Bushfire safety in Australia
Australia may be one of the safest countries in the world in which to travel, but when nature threatens – knowledge is safety. Here is some information to help travellers keep safe while Down Under.
Fires or ‘drop-bears’ – which are more dangerous?
Many people when considering travel to Australia worry about it being a dangerous place. Stories about sharks, venomous snakes and spiders, and even falling victim to vicious ‘drop-bears’ causes travellers to be cautious! When you are a visitor to a land you know little about, it may be difficult to work out when to be genuinely concerned, and when to laugh off a joke about mythical cute-but-dangerous marsupials.
However it is not the weird and wonderful fauna which is the most dangerous part of travelling Down Under – natural disasters, particularly bushfires, are far more deadly.
Learning from bushfires
The summer of 2019-2020 saw many parts of Australia in the grip of serious bushfires. The timing of these fires, their location, ferocity and range shocked even locals familiar with such events.
A catastrophic fire event in Victoria in 2009, now known as Black Saturday, killed 173 people. Many lessons were learned from that harsh classroom, so much so that even though the recent fires have been just as ferocious, and far more extensive, the human death toll is less than 20% of a decade ago. Information, warnings and clear instructions provided by fire-fighting authorities have been a hallmark of the new way of protecting life. As a traveller in Australia you need to know how to access that information and understand what it means.
Danger everywhere – or so it may seem
When large, dangerous fires were actively burning in multiple locations across the country at the same time, heavy media coverage was guaranteed. For a visitor unfamiliar with their surroundings, seeing images of destroyed houses and infrastructure, references to evacuation, closures to highways and cancellation of events, this must have been genuinely concerning. As a traveller you may have wondered if it was safe to stay where you were, or whether you should be taking some action. And if action is required, what do you do and where do you go?
Independent travellers like backpackers often travel in small groups, couples, or even solo. Most are likely to have little knowledge of Australian geography outside of the major cities. You may not know the names of highways, mountain ranges or beaches. And although there are government or community agencies and services that are available to help in the event of disasters, you may not know their names, or what type of help they can provide. To make things worse, Australians often use colloquialisms and slang terms, which may confuse even good English speakers.
So if you are working on a farm or living in a hostel, and you are concerned about what you are seeing on TV, internet and social media, ask the boss, supervisors or managers, or the hostel operator for advice what to do. Those that live locally will know best, they are likely to know their district very well and may have experienced these situations before. Make sure they take your concerns seriously and insist they give you good information and clear advice.
Download the app!
Each Australian state has its own emergency services and its own fire-fighting authority. Make sure you know the name of the one in the state you are visiting, find their website and download their app. As a result of the lessons learned from disasters in the past, particularly fire, these sources of information are now expressly designed to provide highly valuable information that is constantly updated.

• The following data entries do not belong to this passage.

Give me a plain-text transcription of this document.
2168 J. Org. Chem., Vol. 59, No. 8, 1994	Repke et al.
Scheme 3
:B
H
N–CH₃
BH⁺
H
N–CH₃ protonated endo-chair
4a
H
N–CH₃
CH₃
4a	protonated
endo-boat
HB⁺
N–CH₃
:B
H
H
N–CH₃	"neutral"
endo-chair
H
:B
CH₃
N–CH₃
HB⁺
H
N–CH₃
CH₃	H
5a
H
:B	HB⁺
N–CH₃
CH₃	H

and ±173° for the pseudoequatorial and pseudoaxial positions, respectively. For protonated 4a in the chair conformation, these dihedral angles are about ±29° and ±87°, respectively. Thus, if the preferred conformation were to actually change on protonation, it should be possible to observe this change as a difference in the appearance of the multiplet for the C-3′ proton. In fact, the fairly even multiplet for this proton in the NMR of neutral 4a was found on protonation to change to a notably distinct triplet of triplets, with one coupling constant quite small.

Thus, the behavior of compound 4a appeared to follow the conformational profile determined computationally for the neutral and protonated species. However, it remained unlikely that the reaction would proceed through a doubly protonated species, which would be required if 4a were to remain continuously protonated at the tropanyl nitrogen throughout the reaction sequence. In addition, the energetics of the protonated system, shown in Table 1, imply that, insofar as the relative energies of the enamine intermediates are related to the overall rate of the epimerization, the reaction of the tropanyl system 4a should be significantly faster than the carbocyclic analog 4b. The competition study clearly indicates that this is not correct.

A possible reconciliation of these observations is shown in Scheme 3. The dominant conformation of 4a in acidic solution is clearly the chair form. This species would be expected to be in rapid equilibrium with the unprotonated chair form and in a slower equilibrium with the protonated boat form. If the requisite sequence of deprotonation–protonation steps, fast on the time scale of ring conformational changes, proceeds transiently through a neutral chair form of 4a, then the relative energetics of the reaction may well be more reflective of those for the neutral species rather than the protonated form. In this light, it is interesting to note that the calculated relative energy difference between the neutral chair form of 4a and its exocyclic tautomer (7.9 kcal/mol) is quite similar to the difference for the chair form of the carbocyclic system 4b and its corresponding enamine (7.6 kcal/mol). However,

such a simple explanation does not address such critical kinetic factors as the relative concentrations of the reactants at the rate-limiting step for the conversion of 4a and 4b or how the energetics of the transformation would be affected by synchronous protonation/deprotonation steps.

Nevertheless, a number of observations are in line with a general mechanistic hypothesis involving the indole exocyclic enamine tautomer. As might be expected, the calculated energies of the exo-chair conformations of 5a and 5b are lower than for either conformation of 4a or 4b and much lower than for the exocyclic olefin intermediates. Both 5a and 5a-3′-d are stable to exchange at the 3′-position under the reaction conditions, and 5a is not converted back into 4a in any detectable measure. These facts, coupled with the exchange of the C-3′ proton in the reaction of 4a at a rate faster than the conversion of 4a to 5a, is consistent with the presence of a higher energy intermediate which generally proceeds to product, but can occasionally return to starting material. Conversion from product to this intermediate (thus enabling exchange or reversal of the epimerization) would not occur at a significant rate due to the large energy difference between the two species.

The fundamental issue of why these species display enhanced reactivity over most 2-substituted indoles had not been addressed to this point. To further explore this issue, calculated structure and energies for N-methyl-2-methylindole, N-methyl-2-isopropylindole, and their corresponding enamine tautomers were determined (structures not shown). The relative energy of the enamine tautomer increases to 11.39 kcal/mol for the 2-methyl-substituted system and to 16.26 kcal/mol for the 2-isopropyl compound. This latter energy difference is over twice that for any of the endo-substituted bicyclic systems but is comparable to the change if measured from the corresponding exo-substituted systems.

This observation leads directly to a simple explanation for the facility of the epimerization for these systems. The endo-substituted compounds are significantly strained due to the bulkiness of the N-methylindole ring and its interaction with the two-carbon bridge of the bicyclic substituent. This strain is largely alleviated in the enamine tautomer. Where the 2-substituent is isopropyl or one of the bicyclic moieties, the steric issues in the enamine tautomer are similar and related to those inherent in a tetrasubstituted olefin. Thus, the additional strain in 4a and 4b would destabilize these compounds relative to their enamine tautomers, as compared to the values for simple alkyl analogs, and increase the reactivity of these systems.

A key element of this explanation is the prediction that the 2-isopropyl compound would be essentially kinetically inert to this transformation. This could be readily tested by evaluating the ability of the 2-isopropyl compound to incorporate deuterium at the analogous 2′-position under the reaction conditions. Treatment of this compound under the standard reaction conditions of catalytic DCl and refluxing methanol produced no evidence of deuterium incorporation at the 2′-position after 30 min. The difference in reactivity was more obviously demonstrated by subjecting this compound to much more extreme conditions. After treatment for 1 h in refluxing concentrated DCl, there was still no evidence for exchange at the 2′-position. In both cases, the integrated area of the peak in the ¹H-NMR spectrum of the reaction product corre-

If you do not understand what the information means, ask an Australian to help you to know what to do. Do not be afraid of feeling foolish – if you do not need to do anything they can reassure you. However if you do need to seek safety, local people are likely to be doing the same thing themselves and will be sure to guide you. Australians pride themselves in helping others in times of natural disaster.
Below is the list of websites for fire authorities in each state.
- New South Wales www.rfs.nsw.gov.au
- Victoria www.cfa.vic.gov.au
- Tasmania www.fire.tas.gov.au
- Australian Capital Territory www.esa.act.gov.au
- Northern Territory www.pfes.nt.gov.au
- Queensland www.ruralfire.qld.gov.au
- South Australia www.cfs.org.au
- Western Australia www.emergency.wa.gov.au
Tourism Australia also has some good fire safety information aimed at travellers.
Australia is a big country, so if there is danger is some parts of the country, there will be many other areas that are safe and fun to visit. If you know where to find good information, you can continue your Australian adventure in safety.